While developing Trikafta, Vertex spent time validating assays and biomarkers to make sure its drug candidates were the best candidates, according to Leiden and Altshuler. For instance, the company’s preclinical development team made use of human bronchial epithelial cells, which were donated by patients, instead of engineered tissue cultures.

“If you use the engineered cell lines, you just don’t find the kinds of medicines that we found,” Leiden insists. “You’ll never see us use engineered animal cells for our primary assays, and you’ll never see us put a lot of stake in animal models of disease if they’re not expressing the human gene.”

The validated assays helped Vertex select drug candidates out of the lab, Altshuler says, and the disease-specific biomarkers helped the company expedite clinical work. In the case of Trikafta, Vertex realized that since CF affects the cellular transport of sodium chloride all over the body, the company could give its drug to patients and measure changes in chloride levels in their sweat as a biomarker of drug action. “This biomarker,” Leiden says, “allowed us to see early on how well these molecules were working before committing into Phase III.”

It’s also what allowed Vertex to get Trikafta through Phase I and II trials within two years as opposed to three to five years, which is typical for most companies and most diseases, observes Hartaj Singh, a senior analyst with Oppenheimer & Co.

“Vertex went to the FDA, and the FDA said, ‘Well, okay, that’s interesting,’” Singh relates. In addition to having the biomarker, the company would still need to show that Trikafta actually improves lung function. The FDA did, however, say that Vertex could use sweat chloride to help speed through Phase I and Phase II trials. According to Singh, Vertex realized a time savings of about 50%.

Repeat performance

Can anyone, Vertex included, duplicate the company’s CF drug development process for drugs meant to treat other disease states? Vertex is certainly trying, according to Singh. Take AATD, for example. “It’s actually weirdly analogous to cystic fibrosis,” he says.

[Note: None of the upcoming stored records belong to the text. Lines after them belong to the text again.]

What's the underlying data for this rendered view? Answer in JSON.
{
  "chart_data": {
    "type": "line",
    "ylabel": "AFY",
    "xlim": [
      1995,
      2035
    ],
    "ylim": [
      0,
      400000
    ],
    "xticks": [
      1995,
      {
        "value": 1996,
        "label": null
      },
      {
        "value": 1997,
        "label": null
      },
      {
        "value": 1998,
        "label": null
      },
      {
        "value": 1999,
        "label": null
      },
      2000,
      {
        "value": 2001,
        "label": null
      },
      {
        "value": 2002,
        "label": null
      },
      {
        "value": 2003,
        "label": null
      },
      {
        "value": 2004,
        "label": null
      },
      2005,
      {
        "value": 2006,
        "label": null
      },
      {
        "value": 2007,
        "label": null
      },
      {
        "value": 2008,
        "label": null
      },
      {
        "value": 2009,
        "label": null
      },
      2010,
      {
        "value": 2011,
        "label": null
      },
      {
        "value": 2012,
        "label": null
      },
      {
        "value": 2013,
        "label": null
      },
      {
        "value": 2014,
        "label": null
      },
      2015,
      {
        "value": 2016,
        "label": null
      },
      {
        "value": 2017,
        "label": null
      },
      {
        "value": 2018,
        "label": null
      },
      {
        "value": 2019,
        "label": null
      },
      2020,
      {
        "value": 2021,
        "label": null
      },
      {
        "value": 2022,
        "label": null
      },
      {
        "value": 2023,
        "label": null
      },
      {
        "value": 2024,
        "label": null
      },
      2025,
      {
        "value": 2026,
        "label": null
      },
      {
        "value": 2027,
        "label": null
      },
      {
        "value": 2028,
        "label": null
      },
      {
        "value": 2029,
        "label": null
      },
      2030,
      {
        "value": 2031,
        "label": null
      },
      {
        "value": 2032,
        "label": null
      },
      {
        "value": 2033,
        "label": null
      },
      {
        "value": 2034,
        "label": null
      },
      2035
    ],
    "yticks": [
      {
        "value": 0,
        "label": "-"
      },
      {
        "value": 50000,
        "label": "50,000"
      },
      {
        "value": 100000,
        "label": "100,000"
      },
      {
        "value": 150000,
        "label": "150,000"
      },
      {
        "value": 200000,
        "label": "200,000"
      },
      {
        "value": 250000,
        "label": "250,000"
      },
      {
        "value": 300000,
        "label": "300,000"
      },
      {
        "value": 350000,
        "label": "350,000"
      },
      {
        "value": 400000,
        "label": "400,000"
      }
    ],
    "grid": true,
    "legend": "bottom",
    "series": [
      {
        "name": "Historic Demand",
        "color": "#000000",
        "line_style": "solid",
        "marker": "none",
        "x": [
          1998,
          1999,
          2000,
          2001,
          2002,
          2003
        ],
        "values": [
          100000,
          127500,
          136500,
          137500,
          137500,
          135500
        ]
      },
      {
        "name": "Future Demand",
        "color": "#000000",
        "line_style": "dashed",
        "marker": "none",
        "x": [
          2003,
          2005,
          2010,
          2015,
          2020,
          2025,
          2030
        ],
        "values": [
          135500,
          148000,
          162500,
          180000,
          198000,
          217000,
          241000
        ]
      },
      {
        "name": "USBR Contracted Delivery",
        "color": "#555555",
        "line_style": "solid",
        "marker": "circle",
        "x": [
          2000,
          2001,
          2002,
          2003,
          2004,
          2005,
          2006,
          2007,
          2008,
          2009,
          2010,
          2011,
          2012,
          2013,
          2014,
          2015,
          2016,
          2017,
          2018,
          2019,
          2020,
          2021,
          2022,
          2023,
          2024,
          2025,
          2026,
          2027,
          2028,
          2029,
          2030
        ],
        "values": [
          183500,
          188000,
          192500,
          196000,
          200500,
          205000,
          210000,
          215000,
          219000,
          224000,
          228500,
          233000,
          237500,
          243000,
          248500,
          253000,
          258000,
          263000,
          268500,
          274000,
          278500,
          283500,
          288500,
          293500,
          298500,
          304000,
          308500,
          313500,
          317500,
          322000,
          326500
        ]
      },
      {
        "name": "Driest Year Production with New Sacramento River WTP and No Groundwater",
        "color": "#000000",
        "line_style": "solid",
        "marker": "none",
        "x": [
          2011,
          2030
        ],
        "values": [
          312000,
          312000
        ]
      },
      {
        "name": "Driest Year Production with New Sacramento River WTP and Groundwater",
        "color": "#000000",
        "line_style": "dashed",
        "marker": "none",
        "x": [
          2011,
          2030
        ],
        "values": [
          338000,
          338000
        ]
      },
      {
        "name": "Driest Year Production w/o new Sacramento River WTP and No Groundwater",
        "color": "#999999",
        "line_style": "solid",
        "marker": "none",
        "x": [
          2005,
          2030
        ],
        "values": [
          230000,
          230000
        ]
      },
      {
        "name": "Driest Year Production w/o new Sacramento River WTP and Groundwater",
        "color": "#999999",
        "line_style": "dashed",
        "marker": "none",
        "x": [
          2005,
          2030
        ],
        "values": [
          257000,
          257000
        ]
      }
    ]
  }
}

AATD occurs because a mutation in both copies of the AAT gene leads to a misfiled AAT protein that cannot leave the liver to serve a protective function in other organs such as the lungs, leading to emphysema and liver cirrhosis. Vertex’ Vx-814 is a small molecule that corrects the misfolding of AAT, theoretically allowing it to exit the liver and function properly.

Vertex should once again be able to show the FDA a biomarker of drug efficacy, Singh predicts, in this case levels of functional AAT protein in patient blood. “Hey, look at these blood plasma levels,” he imagines Vertex saying. “We can show that there’s a lot of functional protein in the blood, meaning not only are we folding correctly in the liver, but then it’s going into the blood.” Then Singh suggests that the FDA could respond as follows: “OK, here’s your proof-of-concept Phase II. Run like a Phase II/III on patients with the disease to actually show clinical efficacy.” Following this suggestion would take a year or two, Singh estimates.

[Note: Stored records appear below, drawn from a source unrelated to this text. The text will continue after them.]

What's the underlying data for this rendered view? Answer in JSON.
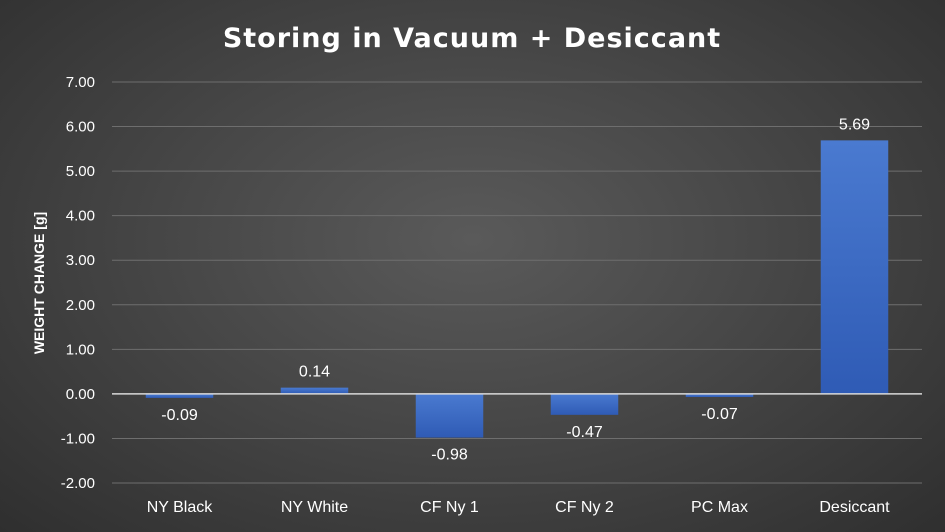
{
  "chart_data": {
    "type": "bar",
    "title": "Storing in Vacuum + Desiccant",
    "xlabel": "",
    "ylabel": "WEIGHT CHANGE [g]",
    "categories": [
      "NY Black",
      "NY White",
      "CF Ny 1",
      "CF Ny 2",
      "PC Max",
      "Desiccant"
    ],
    "values": [
      -0.09,
      0.14,
      -0.98,
      -0.47,
      -0.07,
      5.69
    ],
    "data_labels": [
      "-0.09",
      "0.14",
      "-0.98",
      "-0.47",
      "-0.07",
      "5.69"
    ],
    "ylim": [
      -2.0,
      7.0
    ],
    "yticks": [
      -2,
      -1,
      0,
      1,
      2,
      3,
      4,
      5,
      6,
      7
    ],
    "ytick_labels": [
      "-2.00",
      "-1.00",
      "0.00",
      "1.00",
      "2.00",
      "3.00",
      "4.00",
      "5.00",
      "6.00",
      "7.00"
    ],
    "grid": true,
    "legend": "none",
    "colors": {
      "bar": "#4472c4",
      "grid": "#6e6e6e",
      "axis": "#d9d9d9",
      "text": "#ffffff"
    }
  }
}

A Phase II trial of Vx-814 in 50 patients began in January. At present, this trial has a target end date of November.

Although Singh is impressed with the Vertex strategy and with the team Leiden has developed at the company, he is also aware of how difficult it is to bring new, first-in-class drugs to market. (According to one study, just 12% of drugs entering clinical development make it to market.) Singh says he will reserve judgement until Vertex demonstrates a Trikafta-like success in a new disease space.

“Until the company can actually bring something like that to market in the next three to five years, I’m going to be skeptical,” he states. “I still believe in the vagaries of life on this planet. I think that still beats humans pretty consistently.”